C’est incontestablement avec une gueule de bois digne des lendemains de Dionysies que les supporters du PAOK ont terminé la soirée du 29 août dernier, après une désillusion aux allures d’un désastre sportif rarement connu depuis une décennie pour le Dikefalos. Et pourtant, encore quelques jours avant cette meurtrière soirée de fin d’été, le champion de Grèce nourrissait encore de sérieuses ambitions européennes. Parvenant à rivaliser avec un demi-finaliste de la dernière Ligue des Champions, il se faisait piteusement sortir une semaine plus tard par le Slovan Bratislava en barrages de la Ligue Europa. Un adversaire dont il n’était censé faire qu’une bouchée. Mais qu’a-t-il bien pu se produire cet été au PAOK ? Retour sur un été sanglant.

De la consécration… 

Nous sommes le 21 avril 2019. Le PAOK vient d’écraser Levadiakos et soulève son troisième trophée de champion de Grèce, le premier depuis 34 ans. Dans la foulée, il réalise le doublé en remportant la Coupe face à l’AEK. Et enfin, pour rajouter à la légende, les Noir et Blanc s’offrent une  invincibilité que seul le Panathinaïkos détenait depuis 1964, ainsi que 80 points au compteur, record absolu en Super League. Un règne incontestable sur la Grèce. Mais aussi sur le reste du Continent, devenant la première équipe d’Europe postsoviétique à demeurer invaincue tous championnats confondus. Dès lors, l’on pouvait s’enflammer. Une liesse indescriptible envahissait la Cité. L’on érigeait des statues à la gloire du « Général » Razvan Lucescu et de son irrésistible machine de guerre, et l’on offrait des triomphes aux guerriers « invincibles, » avec leur capitaine Vieirinha pour tête d’affiche. 

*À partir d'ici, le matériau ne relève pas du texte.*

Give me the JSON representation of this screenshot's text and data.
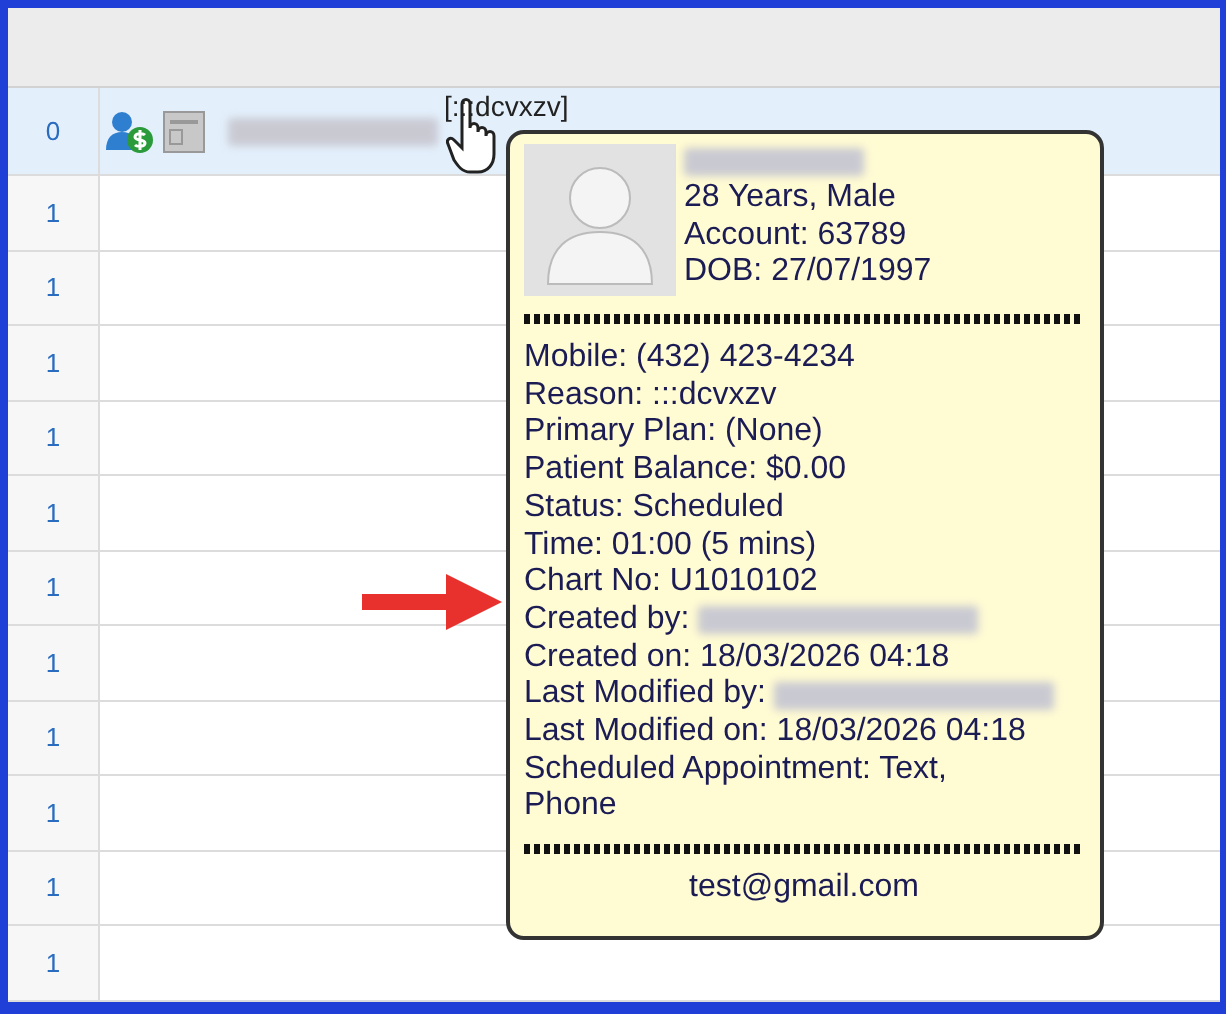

Cette équipe était alors promise aux plus hautes destinées nationales et rêvait de grandes soirées de Ligue des Champions. Le « système Razvan, » tant par son pragmatisme que par sa capacité à faire briller les joueurs, y compris ceux que les anglo-saxons désignent sous le terme d’« average players » est également plébiscité. L’on pensait alors qu’il serait même l’arme n°1 du club pour relever un défi immense auquel serait confronté l’équipe : se qualifier enfin, après trois échecs consécutifs, pour la phase de groupes de la Ligue des Champions. L’optimisme régnait, et rien ne semblait pouvoir arrêter la marche d’une équipe digne d’une légion césarienne. Le club prospectait et s’activait sur le marché des transferts pour permettre au technicien roumain de renforcer l’équipe afin de pouvoir atteindre le graal.

… à une gestion post-titre illisible

Et puis, tout bascula tragiquement le 28 juin 2019. Le Tonnerre de Zeus s’abattait sur le club constantinopolitain, plongeant ses supporters dans une effroyable stupeur. Alors que la pré-saison avait déjà débuté, Lucescu annonçait avec fracas son départ pour l’Arabie saoudite. Une démission totalement imprévue qui allait faire basculer le club dans l’inconnu. Si le « Général » avait déjà fait l’objet de sollicitations venant du Golfe à la suite de son doublé, nul ne pensait que cela aurait pu se produire à une telle date. « Personne ne l’avait vu venir, nous raconte notre ami Yannis, membre historique de la Gate 4. Je mets n’importe qui au défi de venir dire qu’il s’y attendait. » Et à la lecture des évènements, rien ne laissait envisager une telle bombe. Lucescu avait déjà en effet repoussé les avances du club d’Al-Hilal, et avait notamment insisté sur le fait que l’équipe devait se renforcer de façon « significative » pour « bien figurer en Ligue des Champions. » D’aucuns pointaient alors les divergences, réelles ou supposées, « irréconciliables » entre Lucescu et Giorgos  Savvidis, fils du président Ivan, notamment sur la question des transferts. Un départ précipité faisant ressurgir le spectre d’une guerre d’egos. Ou tout simplement d’un choix purement financier de la part de l’entraîneur. 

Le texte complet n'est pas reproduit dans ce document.